Os trabalhos com Waly foram muitos e intensificam as saudades que Bethânia sente do amigo e parceiro de momentos inesquecíveis. “Era meu amigo, vinha à minha casa para conversar naquele jeito estrondoso dele e tão delicado, tão fino com uma inteligência aguda fora do comum e um coração raro também. A vida perdeu muita graça sem ele. Sinto muita, mas muita falta dele em tudo, no meu trabalho, no meu cotidiano, nos meus dias, nas minhas noites, nas minhas conversas, nos encontros. Eu sinto falta do comentário do Waly, do olhar do Waly sobre aquilo. Sinto saudade dele, da figura, da pessoa. Waly foi, é, e será um poeta brasileiro, um amigo querido para sempre”, disse ela.
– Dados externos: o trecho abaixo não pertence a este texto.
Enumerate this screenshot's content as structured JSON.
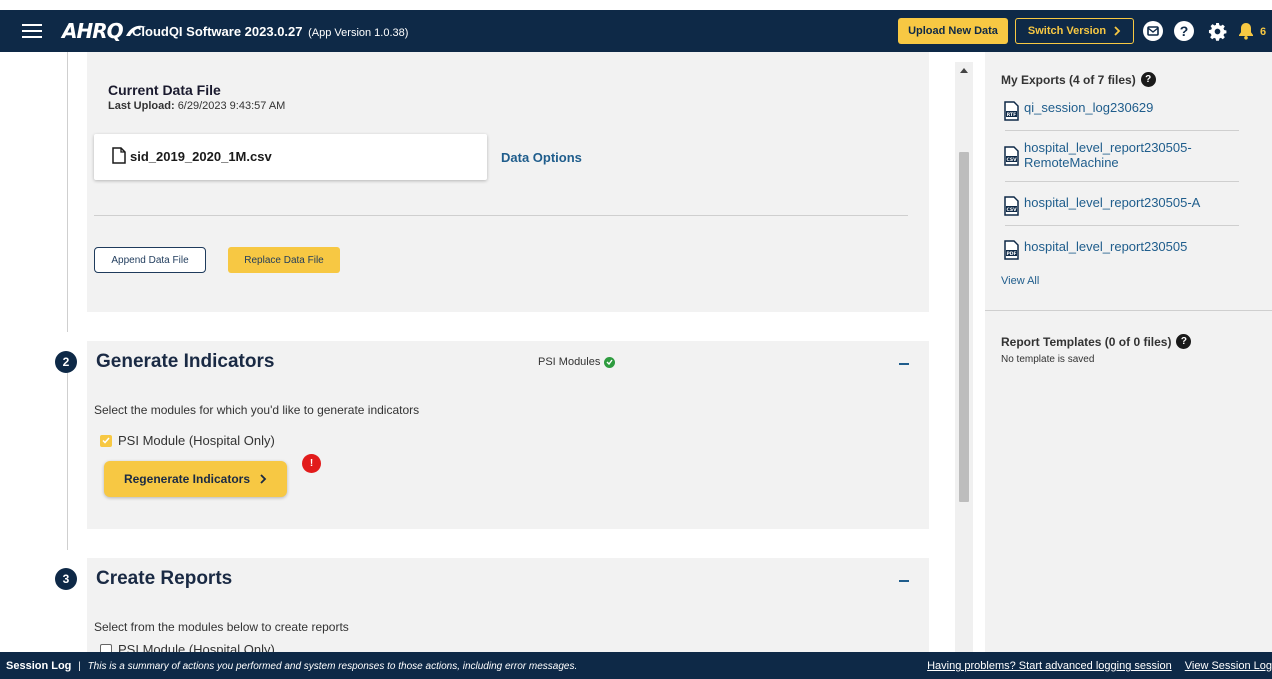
{
  "header": {
    "logo_text": "AHRQ",
    "app_title": "CloudQI Software 2023.0.27",
    "app_version": "(App Version 1.0.38)",
    "upload_label": "Upload New Data",
    "switch_label": "Switch Version",
    "notification_count": "6",
    "colors": {
      "bar": "#0e2947",
      "accent": "#f7c843"
    }
  },
  "current_file": {
    "title": "Current Data File",
    "last_upload_label": "Last Upload:",
    "last_upload_value": "6/29/2023 9:43:57 AM",
    "file_name": "sid_2019_2020_1M.csv",
    "data_options": "Data Options",
    "append_label": "Append Data File",
    "replace_label": "Replace Data File"
  },
  "generate": {
    "step": "2",
    "heading": "Generate Indicators",
    "status_label": "PSI Modules",
    "description": "Select the modules for which you'd like to generate indicators",
    "module_label": "PSI Module (Hospital Only)",
    "button_label": "Regenerate Indicators",
    "alert_text": "!"
  },
  "create": {
    "step": "3",
    "heading": "Create Reports",
    "description": "Select from the modules below to create reports",
    "module_label": "PSI Module (Hospital Only)"
  },
  "exports": {
    "title": "My Exports (4 of 7 files)",
    "items": [
      {
        "type": "RTF",
        "name": "qi_session_log230629"
      },
      {
        "type": "CSV",
        "name": "hospital_level_report230505-RemoteMachine"
      },
      {
        "type": "CSV",
        "name": "hospital_level_report230505-A"
      },
      {
        "type": "PDF",
        "name": "hospital_level_report230505"
      }
    ],
    "view_all": "View All"
  },
  "templates": {
    "title": "Report Templates (0 of 0 files)",
    "empty_text": "No template is saved"
  },
  "footer": {
    "label": "Session Log",
    "separator": "|",
    "description": "This is a summary of actions you performed and system responses to those actions, including error messages.",
    "advanced_link": "Having problems? Start advanced logging session",
    "view_log_link": "View Session Log"
  }
}
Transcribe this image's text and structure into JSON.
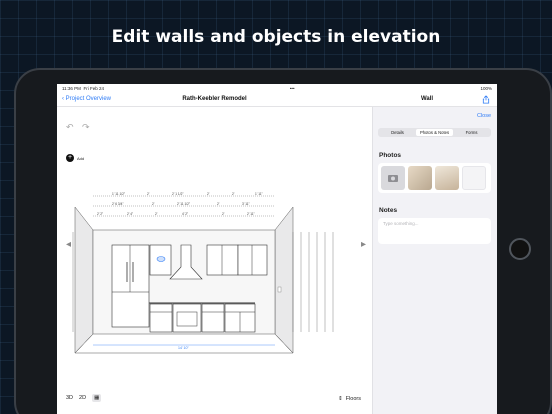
{
  "headline": "Edit walls and objects in elevation",
  "status_bar": {
    "time": "11:36 PM",
    "date": "Fri Feb 24",
    "dots": "•••",
    "battery": "100%"
  },
  "nav": {
    "back_label": "Project Overview",
    "title": "Rath-Keebler Remodel"
  },
  "panel": {
    "title": "Wall",
    "close_label": "Close",
    "tabs": [
      {
        "label": "Details",
        "active": false
      },
      {
        "label": "Photos & Notes",
        "active": true
      },
      {
        "label": "Forms",
        "active": false
      }
    ],
    "photos_heading": "Photos",
    "notes_heading": "Notes",
    "notes_placeholder": "Type something..."
  },
  "canvas": {
    "add_label": "Add",
    "view_modes": [
      "3D",
      "2D"
    ],
    "floors_label": "Floors",
    "dimensions": {
      "top_rows": [
        [
          "1' 11 1/2\"",
          "2'",
          "2' 1 1/2\"",
          "2'",
          "2'",
          "1' 11\""
        ],
        [
          "2' 6 3/4\"",
          "2'",
          "2' 11 1/2\"",
          "2'",
          "3' 11\""
        ],
        [
          "2' 2\"",
          "2' 4\"",
          "2'",
          "4' 2\"",
          "2'",
          "2' 11\""
        ]
      ],
      "total_width": "14' 10\""
    }
  },
  "colors": {
    "accent": "#2f7cf6",
    "screen_bg": "#ffffff",
    "panel_bg": "#f2f2f6",
    "page_bg": "#0c1724"
  }
}
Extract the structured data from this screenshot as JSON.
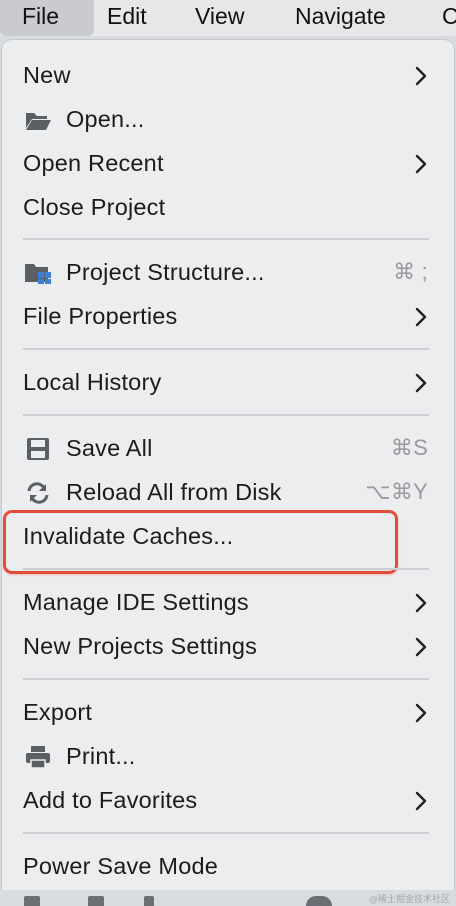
{
  "menubar": {
    "items": [
      "File",
      "Edit",
      "View",
      "Navigate",
      "C"
    ]
  },
  "menu": {
    "new": "New",
    "open": "Open...",
    "open_recent": "Open Recent",
    "close_project": "Close Project",
    "project_structure": "Project Structure...",
    "project_structure_shortcut": "⌘ ;",
    "file_properties": "File Properties",
    "local_history": "Local History",
    "save_all": "Save All",
    "save_all_shortcut": "⌘S",
    "reload_all": "Reload All from Disk",
    "reload_all_shortcut": "⌥⌘Y",
    "invalidate_caches": "Invalidate Caches...",
    "manage_ide_settings": "Manage IDE Settings",
    "new_projects_settings": "New Projects Settings",
    "export": "Export",
    "print": "Print...",
    "add_to_favorites": "Add to Favorites",
    "power_save_mode": "Power Save Mode"
  },
  "watermark": "@稀土掘金技术社区",
  "colors": {
    "menu_bg": "#ecedef",
    "highlight": "#e24d3b",
    "shortcut": "#9a9a9e"
  }
}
Waly foi autor de grandes sucessos da carreira de Bethânia: Talismã, Memória de Pele e Mel. “Waly dirigiu um espetáculo meu chamado Mel onde convivemos diariamente durante os dois meses de ensaio e mais toda a temporada e toda a turnê”, contou, saudosa.
Homenagem
No dia 19 de maio de 2003, o que era para ser uma conversa entre poetas na Bienal do Livro, no Riocentro, se tornou uma homenagem a Waly Salomão, falecido no dia 5 daquele mês. A edição do Café Literário: A Palavra Poética entre o cantor e compositor Caetano Veloso, o poeta, o compositor e escritor Antônio Cícero e poeta Claudia Roquette-Pinto. No encontro, os participantes lembraram o espírito de liberdade e o humor afiado de Waly.
“Uma figura linda com um sorriso que ganhava o mundo. Meu querido. Morro de saudade dele. De todo modo, tudo que ele me deu, tudo que me ensinou, tudo que ele brincou, desenvolveu comigo, é tão bem guardado em mim com tanta doçura, com muitas saudades, que o meu único conforto assim, eu não quero esquecer, gosto de me lembrar de coisas de Waly. Eu quero ter ele ainda, não acredito e não gosto de saber que ele não está mais aqui junto com a gente. Morro de saudade dele e a vida perdeu um pouquinho o encanto sim. Viva o Waly!’, concluiu Maria Bethânia.